A list of the newsworthy items to emerge from this story by Tom Roeder of the Colorado Springs Gazette, detailing a whole host of problems at the Air Force Academy’s athletic department:
* Academy Superintendent Lt. Gen. Michelle Johnson has called for an Inspector General’s investigation of the Air Force athletic department.
* A planned 2012 sting operation was canceled due to worries that undercover agents at a party wouldn’t be fully equipped to protect women from rape.
* More than a dozen “problem” athletes have left Air Force the past three years.
* At a party on December 2, 2011, cadet athletes allegedly engaged in gang rape. Alcoholic beverages laced with “roofies” were allegedly used in at least some instances. According to Office of Special Investigations (OSI) confidential informant Eric Thomas, “four or five females did not recall what occurred the following day after the party.” (NOTE: OSI is not subject to supervision by academy commanders.)
* Relating to athlete conduct both before and after that party on Dec. 2, 2011, 32 cadet athletes were investigated. According to Superintendent Johnson, three were court-martialed, sentenced and discharged, two of them football players. Five others were eventually dismissed, three basketball players and two football players. Six other cadets resigned. Three others were booted from the academy for unrelated incidents of misconduct. Of 16 football players investigated in this group of 32, seven graduated.
* In relationship to this Dec. 2 party, Air Force athletic director Hans Mueh said he didn’t learn about the probe until after the team’s bowl game, played on Dec. 23 of that year (the Military Bowl against Toledo).
* According to Eric Thomas, partygoers (at that Dec. 2 party) were told by cadets to “keep their mouths shut or they won’t like what will happen.”
* Former Air Force Superintendent Mike Gould, a member of the College Football Playoff Committee, was in charge of the Academy from 2009 to 2013, during which many of these incidents of misconduct — some proven and some alleged — occurred.
* Air Force head coach Troy Calhoun said he wasn’t told about allegations concerning abusive sexual contact by linebacker Jamil Cooks toward a female cadet until July of 2012. The female cadet made the accusation in February of 2012. The incident was alleged to have occurred in May of 2011.

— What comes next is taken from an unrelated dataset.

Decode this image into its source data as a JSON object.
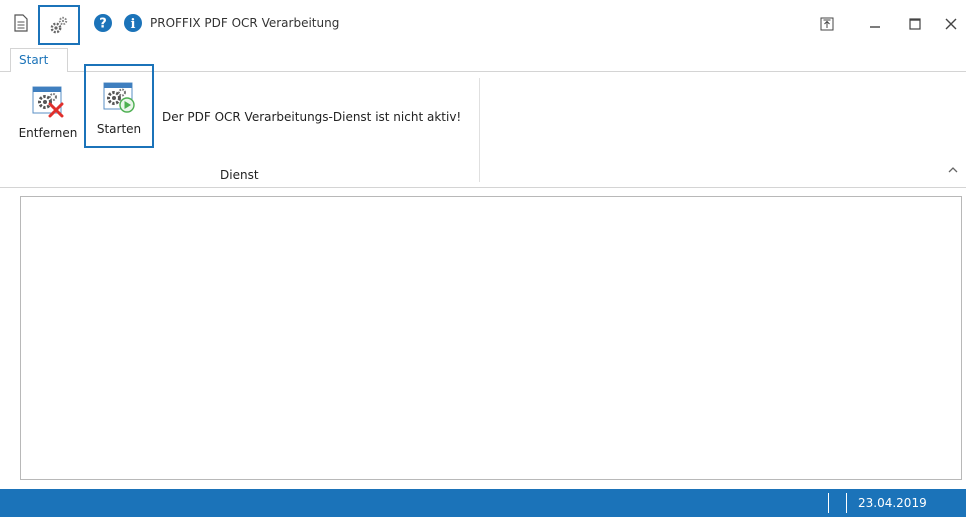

* Former academy economics professor David Mullin said that Air Force basketball player Nick Welch was allowed to complete a course on microeconomic theory “several months later,” after the course actually began. Mullin added, “This was also most unusual.”
* Thomas, the informant, told Air Force investigators that some professors gave athletes special favors, such as a chance to retake tests. Details on this part of the OSI probe remain unclear. Athletic director Hans Mueh and other officials were insistent in saying that preferential treatment as described by Mullin and Thomas were not accurate.
* In 2012, 78 cadets — including what the Gazette terms a “large contingent of athletes” — were accused of cheating on a math exam, and that more recently, 40 cadets were investigated for cheating on a chemistry assignment. This is, according to the Gazette, “the fourth probe of cheating involving a group of cadets at the school since 2004. In those incidents, scores of athletes have been implicated.”
* The Gazette reported that “Until the 1990s, any cadet caught cheating was automatically expelled. Now, first-time cheaters are given probation and allowed to stay at the school.”